Figures from the Antique was the title of the latest instalment of the Wigmore's Bostridge Project: Ancient and Modern, in which Ian Bostridge and some of his regular musical collaborators examine ways in which composers re-invent history and myth in the image of their own times.
On this occasion, he shared the platform with Angelika Kirchschlager and the programme consisted of 18th- and 20th-century solo cantatas on classical themes.
The evening ultimately belonged to Kirchschlager, who closed it with a startling performance of Britten's Phaedra. Britten wrote the cantata in 1975 for Janet Baker, who sang it with tragic nobility and restraint. Kirchschlager, altogether less contained in it, views it in terms of obsessional neurosis, reaching near mania in Phaedra's catastrophic declaration of love to Hippolytus.

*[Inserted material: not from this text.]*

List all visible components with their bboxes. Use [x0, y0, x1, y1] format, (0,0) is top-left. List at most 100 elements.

There were occasional imperfections. She dropped too many consonants and her full-throttle approach occasionally felt unremitting. But she made us rethink the work from scratch, which is always the mark of a major reinterpretation. And Kirchschlager's performance was unquestionably that.

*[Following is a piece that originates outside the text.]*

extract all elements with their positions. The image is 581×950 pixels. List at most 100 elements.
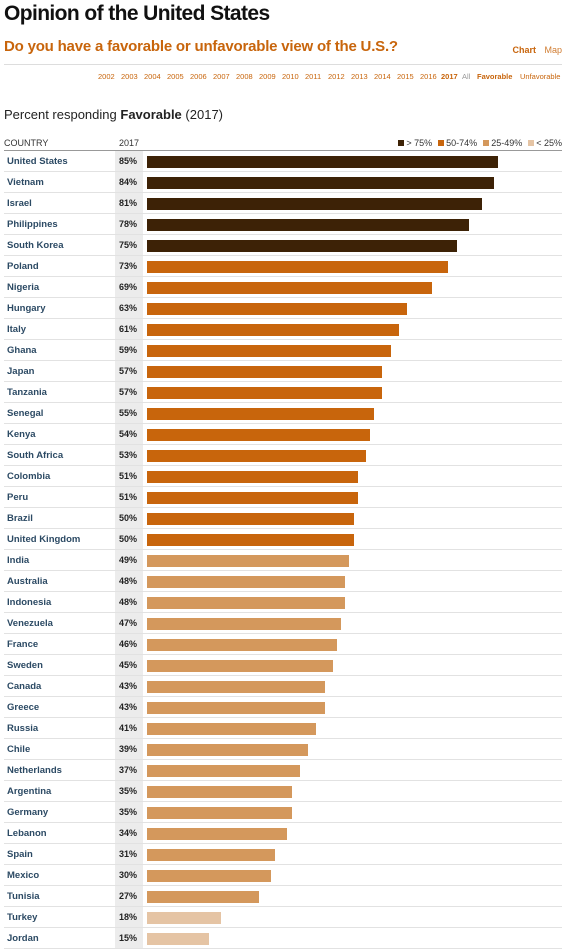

The rest of the evening, though often superb, didn't have quite the same impact. Kirchschlager's wild way with Phaedra also characterised her performance of Handel's Lucrezia, though weakened its force by being score-bound throughout. Bostridge, at his freshest and least mannered, had fun with Alessandro Scarlatti's Io Son Neron l'Imperator del Mondo and delivered Satie's La Mort de Socrate with wonderful limpidity and elegance.

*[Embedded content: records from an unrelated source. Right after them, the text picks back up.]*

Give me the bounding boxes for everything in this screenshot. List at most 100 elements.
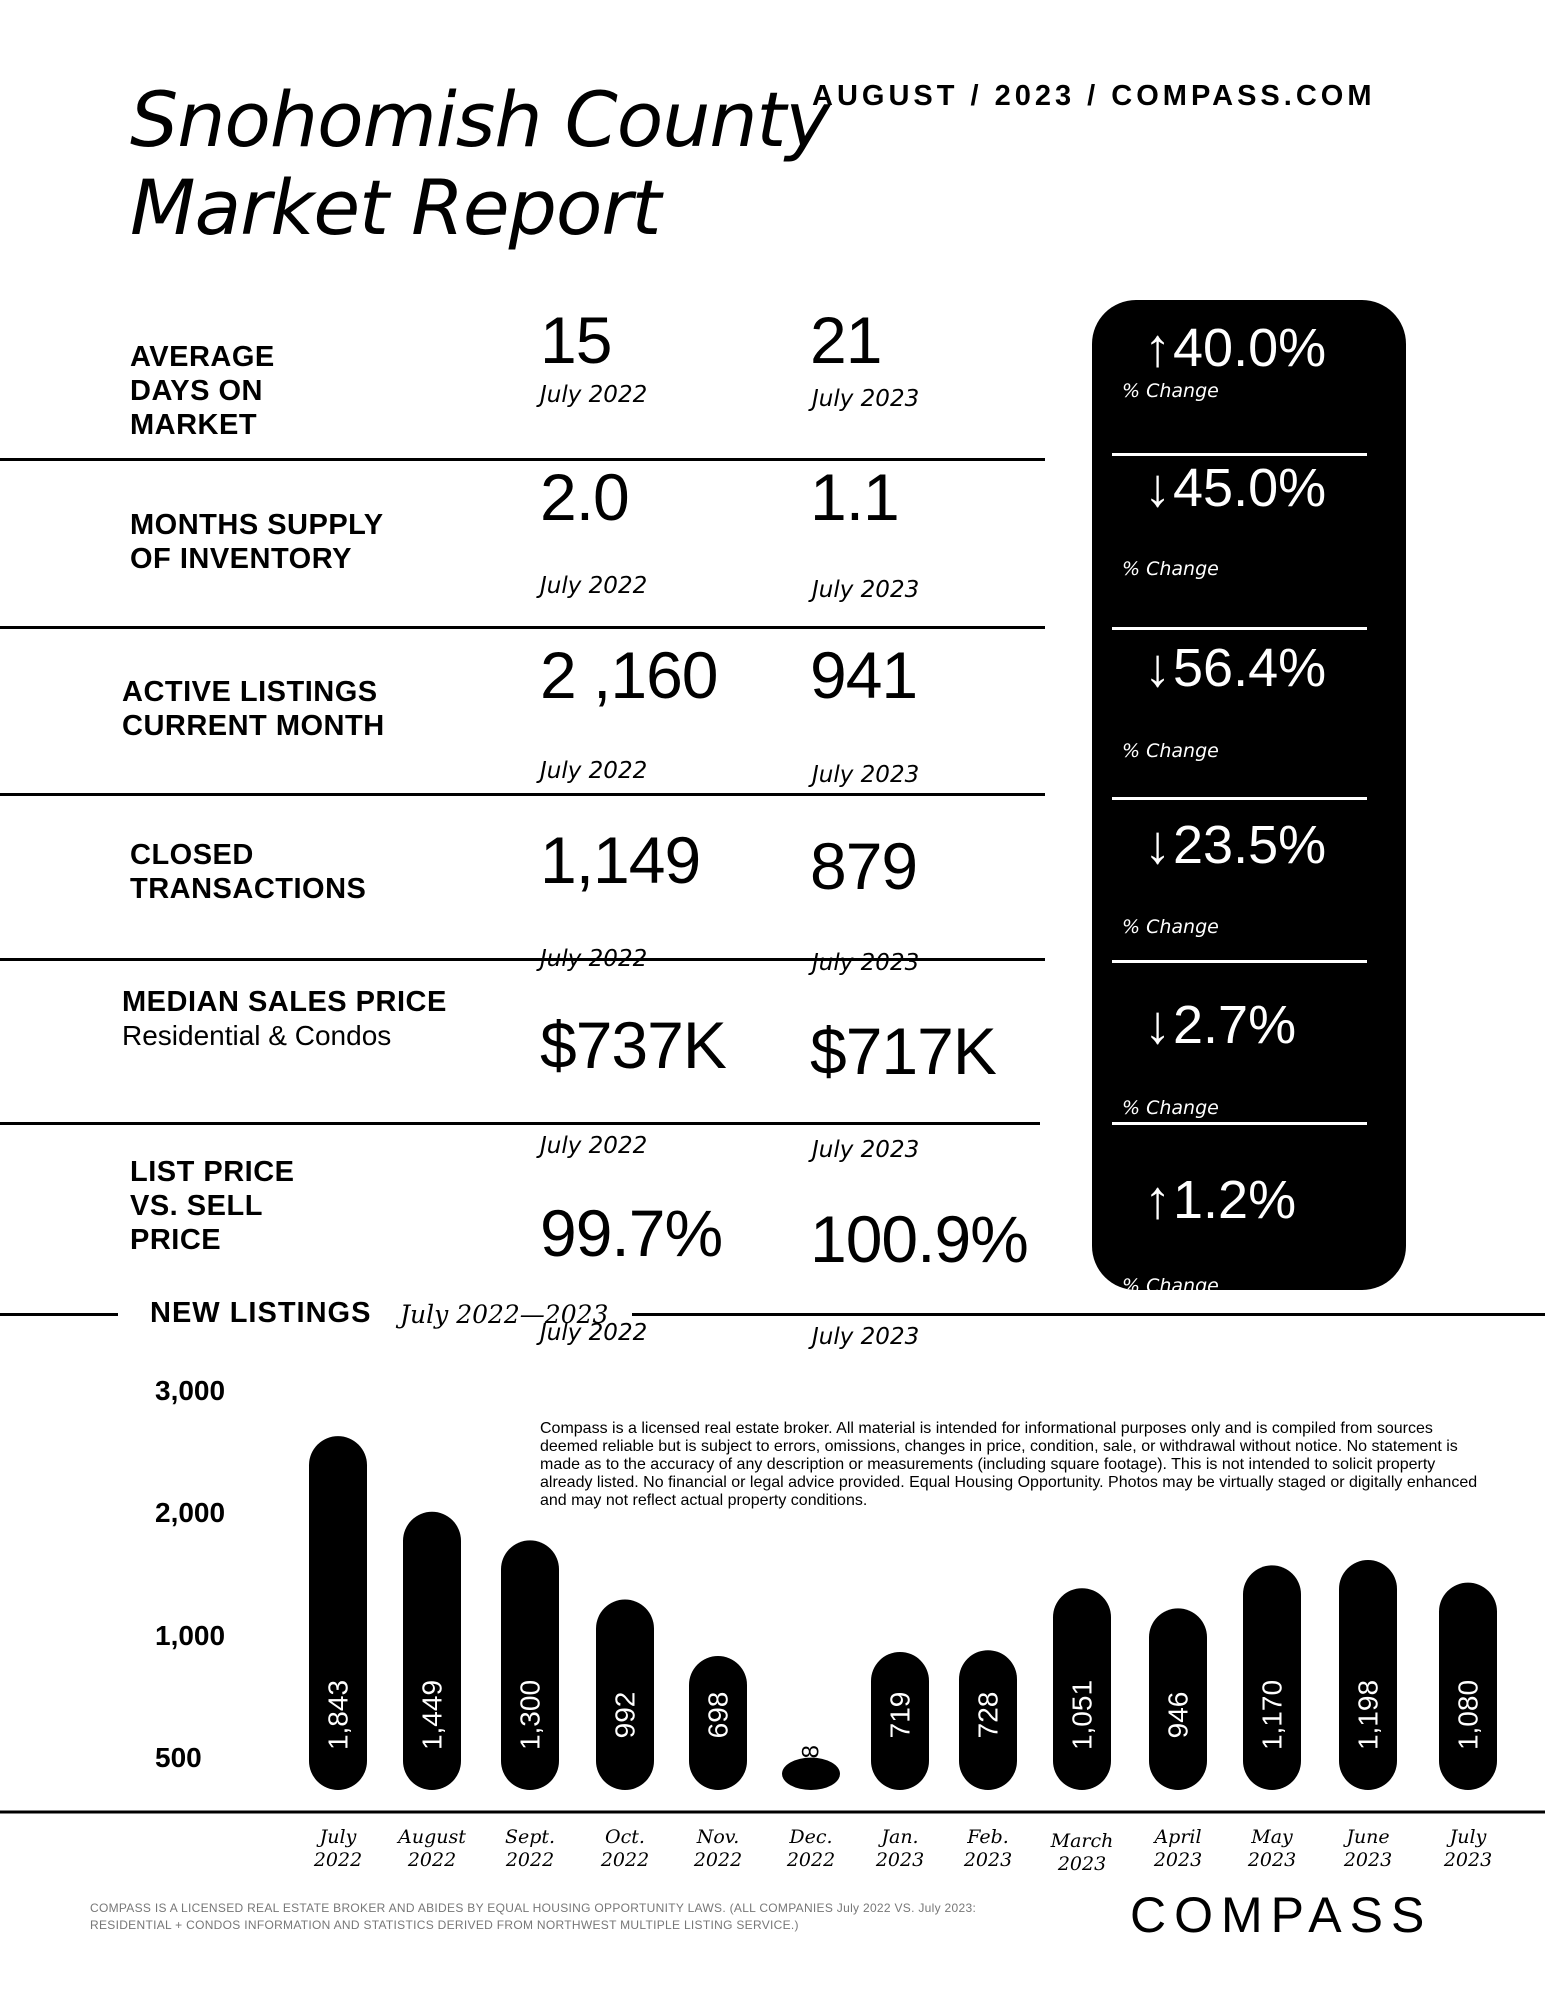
percent-change-label: % Change xyxy=(1122,380,1219,402)
x-tick-label-line: 2022 xyxy=(600,1849,650,1871)
metric-period-2022: July 2022 xyxy=(540,573,648,599)
panel-divider xyxy=(1112,797,1367,800)
x-tick-label-line: May xyxy=(1251,1826,1293,1848)
chart-bar-value-label: 946 xyxy=(1163,1692,1194,1739)
chart-bar-value-label: 1,198 xyxy=(1353,1680,1384,1750)
panel-divider xyxy=(1112,960,1367,963)
panel-divider xyxy=(1112,627,1367,630)
x-tick-label-line: April xyxy=(1154,1826,1202,1848)
report-title-line2: Market Report xyxy=(130,163,661,252)
chart-bar xyxy=(1053,1588,1111,1790)
metric-value-2023: 941 xyxy=(810,638,918,712)
percent-change-label: % Change xyxy=(1122,558,1219,580)
metric-label-line: PRICE xyxy=(130,1224,222,1256)
metric-value-2023: 100.9% xyxy=(810,1202,1029,1276)
chart-bar-value-label: 1,300 xyxy=(515,1680,546,1750)
x-tick-label-line: 2022 xyxy=(313,1849,363,1871)
x-tick-label-line: 2022 xyxy=(693,1849,743,1871)
metric-value-2023: 1.1 xyxy=(810,460,900,534)
x-tick-label: July 2022 xyxy=(293,1826,383,1872)
metric-period-2023: July 2023 xyxy=(812,577,920,603)
percent-change-value: ↑40.0% xyxy=(1144,318,1326,378)
x-tick-label-line: 2023 xyxy=(1343,1849,1393,1871)
percent-change-number: 45.0% xyxy=(1173,458,1327,518)
metric-value-2022: 15 xyxy=(540,303,612,377)
chart-bar xyxy=(1339,1559,1397,1790)
metric-label-line: MONTHS SUPPLY xyxy=(130,509,384,541)
x-tick-label: Sept. 2022 xyxy=(485,1826,575,1872)
compass-logo: COMPASS xyxy=(1130,1887,1433,1943)
section-divider-left xyxy=(0,1313,118,1316)
metric-label-line: CURRENT MONTH xyxy=(122,710,385,742)
chart-bar xyxy=(871,1651,929,1790)
change-panel: ↑40.0%% Change ↓45.0%% Change ↓56.4%% Chan… xyxy=(1092,300,1406,1290)
metric-label: AVERAGE DAYS ON MARKET xyxy=(130,340,275,442)
metric-label: MONTHS SUPPLY OF INVENTORY xyxy=(130,508,384,576)
x-tick-label: June 2023 xyxy=(1323,1826,1413,1872)
x-tick-label-line: Feb. xyxy=(967,1826,1009,1848)
x-tick-label-line: Nov. xyxy=(696,1826,740,1848)
chart-bar xyxy=(596,1599,654,1790)
metric-period-2023: July 2023 xyxy=(812,1324,920,1350)
chart-bar-value-label: 992 xyxy=(610,1692,641,1739)
metric-value-2023: 879 xyxy=(810,829,918,903)
x-tick-label-line: March xyxy=(1050,1830,1114,1852)
percent-change-value: ↓2.7% xyxy=(1144,995,1296,1055)
x-tick-label: August 2022 xyxy=(387,1826,477,1872)
arrow-down-icon: ↓ xyxy=(1144,638,1171,698)
metric-value-2023: $717K xyxy=(810,1014,997,1088)
arrow-down-icon: ↓ xyxy=(1144,458,1171,518)
metric-label-line: VS. SELL xyxy=(130,1190,263,1222)
metric-period-2023: July 2023 xyxy=(812,762,920,788)
panel-divider xyxy=(1112,453,1367,456)
x-tick-label-line: Sept. xyxy=(504,1826,556,1848)
chart-bar xyxy=(1243,1565,1301,1790)
percent-change-number: 56.4% xyxy=(1173,638,1327,698)
metric-period-2023: July 2023 xyxy=(812,386,920,412)
new-listings-range: July 2022—2023 xyxy=(400,1300,609,1329)
metric-period-2023: July 2023 xyxy=(812,1137,920,1163)
panel-divider xyxy=(1112,1122,1367,1125)
percent-change-label: % Change xyxy=(1122,916,1219,938)
metric-label-line: AVERAGE xyxy=(130,341,275,373)
x-tick-label: Feb. 2023 xyxy=(943,1826,1033,1872)
chart-bar xyxy=(1149,1608,1207,1790)
metric-label: ACTIVE LISTINGS CURRENT MONTH xyxy=(122,675,385,743)
percent-change-number: 40.0% xyxy=(1173,318,1327,378)
percent-change-label: % Change xyxy=(1122,740,1219,762)
metric-value-2022: 2.0 xyxy=(540,460,630,534)
metric-label: MEDIAN SALES PRICE Residential & Condos xyxy=(122,985,447,1053)
chart-bar-value-label: 1,080 xyxy=(1453,1680,1484,1750)
y-tick-label: 3,000 xyxy=(155,1375,226,1406)
metric-value-2022: 99.7% xyxy=(540,1196,723,1270)
metric-period-2023: July 2023 xyxy=(812,950,920,976)
chart-bar xyxy=(959,1650,1017,1790)
section-divider-right xyxy=(632,1313,1545,1316)
row-divider xyxy=(0,1122,1040,1125)
percent-change-value: ↑1.2% xyxy=(1144,1170,1296,1230)
metric-value-2022: $737K xyxy=(540,1008,727,1082)
x-tick-label-line: 2023 xyxy=(1153,1849,1203,1871)
report-date-source: AUGUST / 2023 / COMPASS.COM xyxy=(812,80,1376,112)
chart-bar-value-label: 1,170 xyxy=(1257,1680,1288,1750)
percent-change-value: ↓56.4% xyxy=(1144,638,1326,698)
arrow-down-icon: ↓ xyxy=(1144,815,1171,875)
y-tick-label: 2,000 xyxy=(155,1497,226,1528)
x-tick-label: May 2023 xyxy=(1227,1826,1317,1872)
metric-label: LIST PRICE VS. SELL PRICE xyxy=(130,1155,295,1257)
metric-label-line: CLOSED xyxy=(130,839,254,871)
disclaimer-text: Compass is a licensed real estate broker… xyxy=(540,1420,1478,1509)
percent-change-number: 1.2% xyxy=(1173,1170,1297,1230)
footer-legal-note: COMPASS IS A LICENSED REAL ESTATE BROKER… xyxy=(90,1901,977,1932)
percent-change-label: % Change xyxy=(1122,1275,1219,1290)
report-title-line1: Snohomish County xyxy=(130,75,830,164)
chart-bar-value-label: 698 xyxy=(703,1692,734,1739)
percent-change-value: ↓45.0% xyxy=(1144,458,1326,518)
x-tick-label: July 2023 xyxy=(1423,1826,1513,1872)
arrow-up-icon: ↑ xyxy=(1144,318,1171,378)
chart-bar-value-label: 1,843 xyxy=(323,1680,354,1750)
metric-period-2022: July 2022 xyxy=(540,1133,648,1159)
row-divider xyxy=(0,626,1045,629)
metric-value-2023: 21 xyxy=(810,303,882,377)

Two instrumental ensembles were involved. The Aurora Orchestra under Nicholas Collon impressed in Satie and Britten. Laurence Cummings and the period instruments of the English Concert did fine things with Handel and Scarlatti. They also gave us Corelli's D Minor Sonata for Violin and Continuo "La Follia", its exacting solo lines beautifully sculpted by Nadja Zwiener.